The council resolved to reduce the number of mobile food vendor licences from 40 to 30 at a committee meeting last night.

Fees for existing mobile food truck operators will be increased to a single fee of $2400 per year.

The current licensing system allows mobile vendors to operate over a year for as little as $600, or as much as $3200, depending on the value of the location on which they trade.

Of the 30 licences to be issued under the new scheme, five will be set aside for new entrants into the food trucks business, and those entrants will enjoy half-price licence fees for the first year.

Another five licences will be set aside for operators of bricks-and-mortar city businesses, whose licence fees will be zero during the first year of operation.

The distance that mobile food trucks have to keep between them and fixed businesses selling similar goods will be doubled to 50 metres.

However, food trucks operating on city squares will be exempt from any exclusion zone, dousing fears that wider exclusion zones would kick them out of the squares altogether.

The new rules also double the number of food trucks allowed in city squares, to six.

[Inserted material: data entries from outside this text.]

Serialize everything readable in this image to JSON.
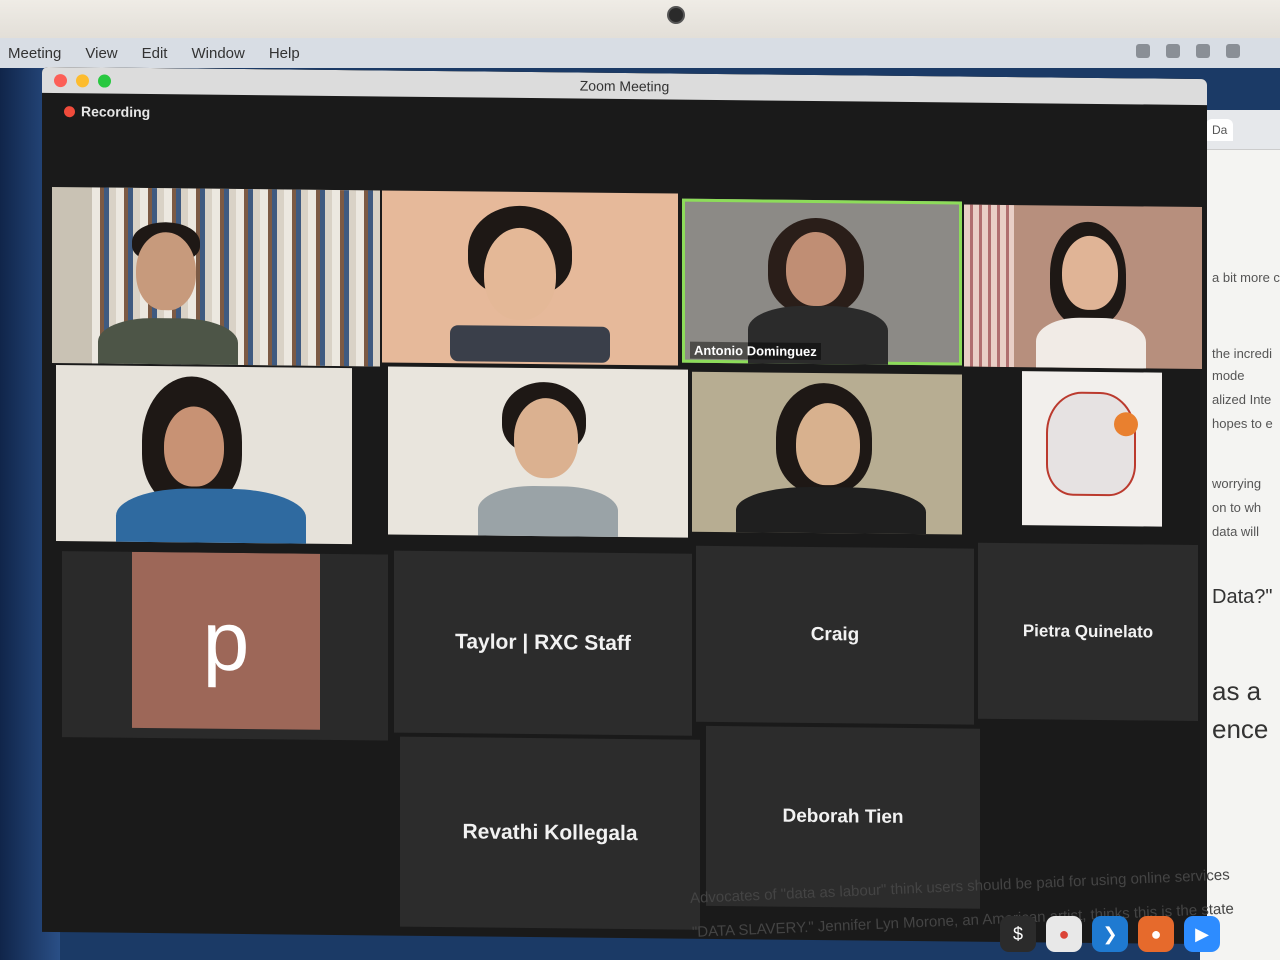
{
  "menubar": {
    "items": [
      "Meeting",
      "View",
      "Edit",
      "Window",
      "Help"
    ]
  },
  "window": {
    "title": "Zoom Meeting",
    "recording_label": "Recording"
  },
  "participants": {
    "active_speaker": "Antonio Dominguez",
    "avatar_initial": "p",
    "name_tiles": [
      "Taylor | RXC Staff",
      "Craig",
      "Pietra Quinelato",
      "Revathi Kollegala",
      "Deborah Tien"
    ]
  },
  "browser": {
    "tab_label": "Da",
    "snippets": [
      "a bit more c",
      "the incredi",
      "mode",
      "alized Inte",
      "hopes to e",
      "worrying",
      "on to wh",
      "data will",
      "Data?\"",
      "as a",
      "ence"
    ]
  },
  "page_text": {
    "line1": "Advocates of \"data as labour\" think users should be paid for using online services",
    "line2": "\"DATA SLAVERY.\" Jennifer Lyn Morone, an American artist, thinks this is the state"
  },
  "colors": {
    "active_border": "#8ddc5a",
    "recording_dot": "#f04b3b",
    "avatar_bg": "#9d6758"
  }
}
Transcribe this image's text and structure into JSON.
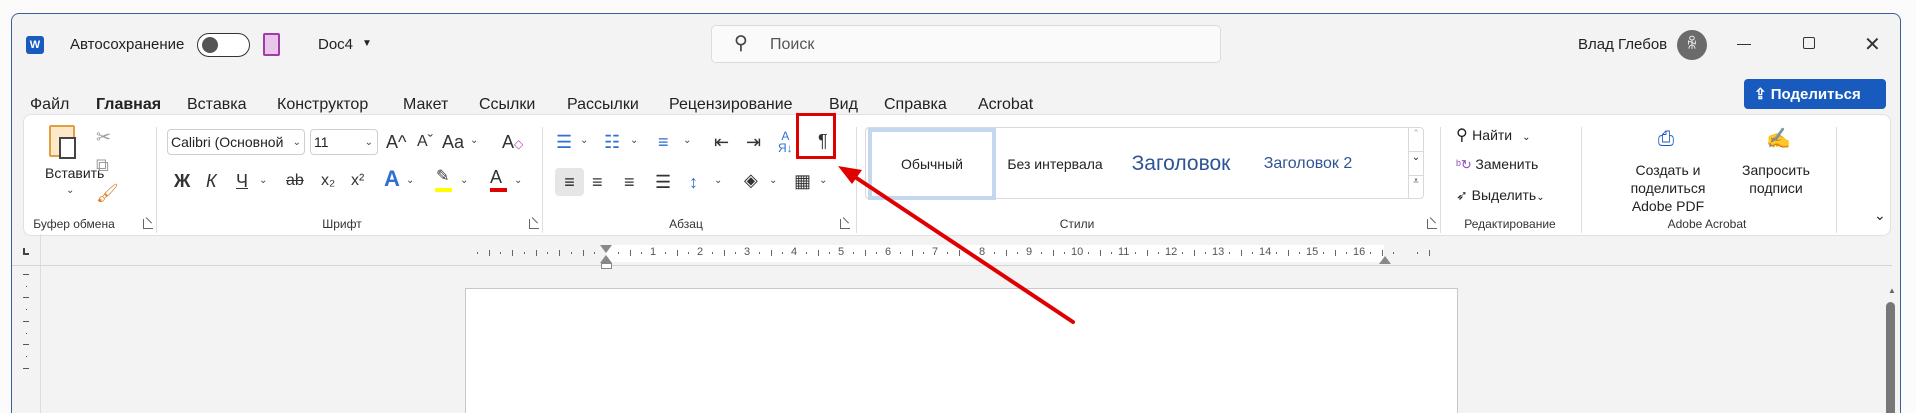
{
  "titlebar": {
    "app_icon": "word-icon",
    "autosave_label": "Автосохранение",
    "autosave_on": false,
    "doc_name": "Doc4",
    "search_placeholder": "Поиск",
    "user_name": "Влад Глебов"
  },
  "tabs": [
    "Файл",
    "Главная",
    "Вставка",
    "Конструктор",
    "Макет",
    "Ссылки",
    "Рассылки",
    "Рецензирование",
    "Вид",
    "Справка",
    "Acrobat"
  ],
  "active_tab": "Главная",
  "share_label": "Поделиться",
  "clipboard": {
    "paste": "Вставить",
    "group": "Буфер обмена"
  },
  "font": {
    "name": "Calibri (Основной",
    "size": "11",
    "grow": "A^",
    "shrink": "Aˇ",
    "case": "Aa",
    "bold": "Ж",
    "italic": "К",
    "underline": "Ч",
    "strike": "ab",
    "sub": "x₂",
    "sup": "x²",
    "group": "Шрифт"
  },
  "paragraph": {
    "pilcrow": "¶",
    "group": "Абзац"
  },
  "styles": {
    "items": [
      "Обычный",
      "Без интервала",
      "Заголовок",
      "Заголовок 2"
    ],
    "group": "Стили"
  },
  "editing": {
    "find": "Найти",
    "replace": "Заменить",
    "select": "Выделить",
    "group": "Редактирование"
  },
  "acrobat": {
    "create_l1": "Создать и поделиться",
    "create_l2": "Adobe PDF",
    "request_l1": "Запросить",
    "request_l2": "подписи",
    "group": "Adobe Acrobat"
  },
  "ruler": {
    "labels": [
      "1",
      "2",
      "3",
      "4",
      "5",
      "6",
      "7",
      "8",
      "9",
      "10",
      "11",
      "12",
      "13",
      "14",
      "15",
      "16"
    ]
  },
  "colors": {
    "accent": "#185abd",
    "highlight": "#ffff00",
    "font_color": "#e00000",
    "annotation": "#e00000"
  }
}
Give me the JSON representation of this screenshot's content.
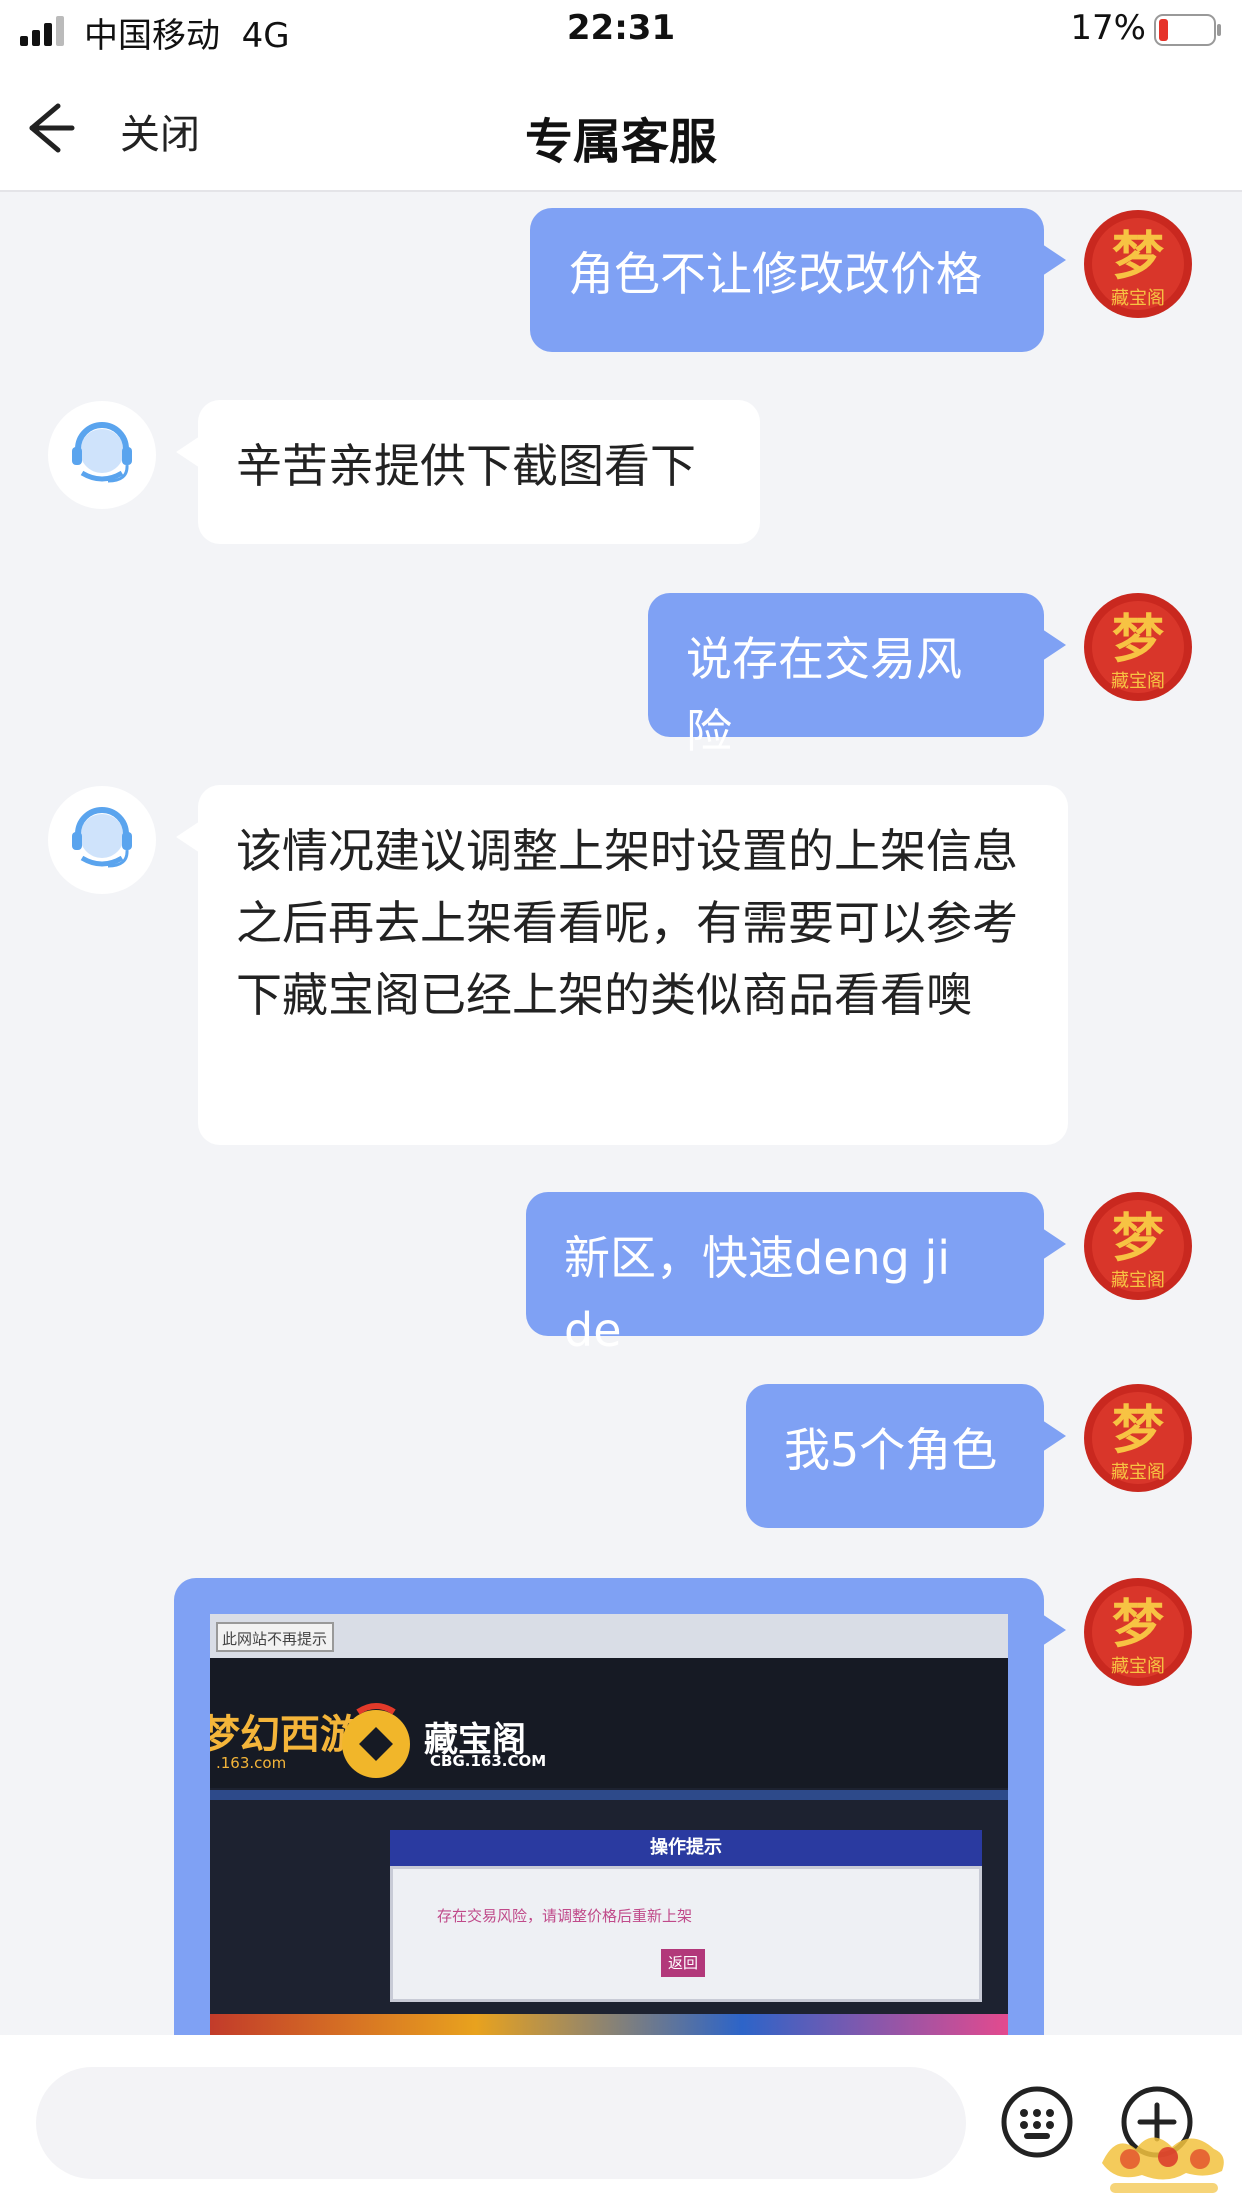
{
  "status_bar": {
    "carrier": "中国移动",
    "network": "4G",
    "time": "22:31",
    "battery": "17%"
  },
  "nav": {
    "close_label": "关闭",
    "title": "专属客服"
  },
  "messages": [
    {
      "side": "out",
      "text": "角色不让修改改价格"
    },
    {
      "side": "in",
      "text": "辛苦亲提供下截图看下"
    },
    {
      "side": "out",
      "text": "说存在交易风险"
    },
    {
      "side": "in",
      "text": "该情况建议调整上架时设置的上架信息之后再去上架看看呢，有需要可以参考下藏宝阁已经上架的类似商品看看噢"
    },
    {
      "side": "out",
      "text": "新区，快速deng ji de"
    },
    {
      "side": "out",
      "text": "我5个角色"
    }
  ],
  "image_message": {
    "tip": "此网站不再提示",
    "game_logo": "梦幻西游",
    "game_url": ".163.com",
    "site_name": "藏宝阁",
    "site_url": "CBG.163.COM",
    "dialog_title": "操作提示",
    "dialog_message": "存在交易风险，请调整价格后重新上架",
    "dialog_button": "返回"
  },
  "avatar_user_text": "梦",
  "avatar_user_sub": "藏宝阁",
  "input": {
    "placeholder": ""
  },
  "colors": {
    "outgoing_bubble": "#7fa1f4",
    "incoming_bubble": "#ffffff",
    "background": "#f3f4f7"
  }
}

And mobile vendors will be allowed to operate on city squares, rather than in car parks around them.

Haese, deputy lord mayor Houssam Abiad and area councillor Natasha Malani argued last night that the new rules were a good compromise.

Haese said he had previously been sceptical about a council-commissioned report which revealed food trucks make around $600,000 annually in total – that’s 0.15 per cent of total city business turnover.

But the former owner of a string of youth fashion stores told the committee he had met with food truck operators and done “the retail mathematics” to arrive at the same conclusion.

“We’re talking $600,000 (out of) $100 million – why are we even having this conversation?” he said, arguing that the new rules got the balance “right”.

“We’ve got a sector that turns over less than one shop (does),” he said.

“It’s not going to take bricks and mortar out of the picture.

“I am not going to kill entrepreneurialism; I will not.

“Listen to the customer – they obviously like (food trucks).”

However, area councillor Sandy Wilkinson argued the new fees were not nearly high enough, and “manifestly unfair”, because it did not take into account the level of rent paid by fixed city businesses.

Wilkinson said businesspeople who invested in fixed locations, including himself, were “ballsier” than mobile businesspeople.

“I’m an entrepreneur, I started a business, I employ four people,” he said.

“I don’t have to be in a caravan to be an entrepreneur.

“You can be an entrepreneur and pay rent.

“In fact, you’re a ballsier entrepreneur if you do what I do, and actually pay … rent.”

The committee’s decision last night was, for the most part, contrary to the results of a public consultation, which overwhelmingly rejected increased fees for food truck operators, wider exclusion zones from fixed businesses and fee exemptions for fixed businesses looking to branch out into the mobile arena.

Food truck operators and fixed businesses largely voted in their own interests during the consultation.